What no doubt will be credible, as it is of the majority of the old USSR states, and definitely truthful of those located in Asia, is that there certainly is a great many more illegal and bootleg market casinos. The change to acceptable betting didn’t energize all the aforestated places to come away from the dark and become legitimate. So, the debate regarding the total number of Kyrgyzstan’s gambling dens is a minor one at best: how many accredited ones is the element we are seeking to answer here.

We understand that located in Bishkek, the capital municipality, there is the Casino Las Vegas (an amazingly original title, don’t you think?), which has both table games and slot machine games. We will additionally find both the Casino Bishkek and the Xanadu Casino. Both of these have 26 one armed bandits and 11 gaming tables, divided amidst roulette, twenty-one, and poker. Given the amazing likeness in the sq.ft. and layout of these two Kyrgyzstan casinos, it might be even more surprising to find that the casinos are at the same address. This seems most astonishing, so we can perhaps conclude that the list of Kyrgyzstan’s casinos, at least the approved ones, is limited to two members, one of them having altered their name just a while ago.

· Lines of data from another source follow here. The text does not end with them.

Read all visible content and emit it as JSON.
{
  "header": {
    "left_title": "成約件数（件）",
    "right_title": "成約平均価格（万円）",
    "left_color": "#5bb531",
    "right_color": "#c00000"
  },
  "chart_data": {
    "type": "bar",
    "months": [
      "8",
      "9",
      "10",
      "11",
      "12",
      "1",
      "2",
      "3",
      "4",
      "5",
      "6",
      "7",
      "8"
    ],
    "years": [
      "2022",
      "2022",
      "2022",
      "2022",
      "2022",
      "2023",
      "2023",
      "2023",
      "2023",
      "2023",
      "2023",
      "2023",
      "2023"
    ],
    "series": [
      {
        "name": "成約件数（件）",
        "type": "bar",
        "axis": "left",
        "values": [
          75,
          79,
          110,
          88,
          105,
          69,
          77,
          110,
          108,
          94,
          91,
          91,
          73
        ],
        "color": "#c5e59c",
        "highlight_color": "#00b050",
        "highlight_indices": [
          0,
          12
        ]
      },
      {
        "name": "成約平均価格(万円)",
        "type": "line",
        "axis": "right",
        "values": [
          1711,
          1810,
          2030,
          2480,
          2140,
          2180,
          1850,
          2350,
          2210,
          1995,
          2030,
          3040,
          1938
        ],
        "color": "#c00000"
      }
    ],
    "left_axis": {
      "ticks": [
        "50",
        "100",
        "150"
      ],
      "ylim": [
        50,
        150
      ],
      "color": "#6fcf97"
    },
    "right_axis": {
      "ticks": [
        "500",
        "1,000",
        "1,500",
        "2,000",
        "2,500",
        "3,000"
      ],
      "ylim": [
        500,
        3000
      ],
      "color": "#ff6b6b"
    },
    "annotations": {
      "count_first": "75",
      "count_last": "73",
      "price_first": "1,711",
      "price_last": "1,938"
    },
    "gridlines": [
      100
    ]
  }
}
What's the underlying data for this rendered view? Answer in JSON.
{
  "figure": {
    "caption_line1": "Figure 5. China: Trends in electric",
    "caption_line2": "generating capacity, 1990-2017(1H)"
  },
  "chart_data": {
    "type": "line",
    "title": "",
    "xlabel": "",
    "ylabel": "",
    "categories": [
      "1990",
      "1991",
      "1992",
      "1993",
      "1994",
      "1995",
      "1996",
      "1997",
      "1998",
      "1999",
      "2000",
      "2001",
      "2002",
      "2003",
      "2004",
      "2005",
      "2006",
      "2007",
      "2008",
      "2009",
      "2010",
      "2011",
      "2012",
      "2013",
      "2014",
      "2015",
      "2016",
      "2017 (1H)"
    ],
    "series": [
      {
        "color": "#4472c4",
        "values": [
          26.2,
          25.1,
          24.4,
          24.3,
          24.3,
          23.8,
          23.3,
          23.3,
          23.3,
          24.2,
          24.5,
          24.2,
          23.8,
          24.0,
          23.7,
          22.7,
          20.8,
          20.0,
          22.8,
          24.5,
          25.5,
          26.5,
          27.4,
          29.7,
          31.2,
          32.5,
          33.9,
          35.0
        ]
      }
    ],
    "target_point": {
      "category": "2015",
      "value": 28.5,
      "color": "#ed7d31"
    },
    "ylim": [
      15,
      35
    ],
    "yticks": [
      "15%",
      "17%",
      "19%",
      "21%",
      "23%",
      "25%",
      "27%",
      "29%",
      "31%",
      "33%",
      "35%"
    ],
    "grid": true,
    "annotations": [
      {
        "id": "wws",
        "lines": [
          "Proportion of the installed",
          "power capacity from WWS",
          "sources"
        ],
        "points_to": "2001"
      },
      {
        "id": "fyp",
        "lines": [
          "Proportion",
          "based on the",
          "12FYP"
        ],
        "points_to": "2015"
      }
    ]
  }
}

The nation, in common with almost all of the ex-USSR, has experienced something of a fast change to free-enterprise economy. The Wild East, you might say, to reference the lawless ways of the Wild West a century and a half back.

Kyrgyzstan’s gambling dens are in reality worth going to, therefore, as a piece of anthropological analysis, to see cash being gambled as a type of collective one-upmanship, the absolute consumption that Thorstein Veblen wrote about in nineteeth century usa.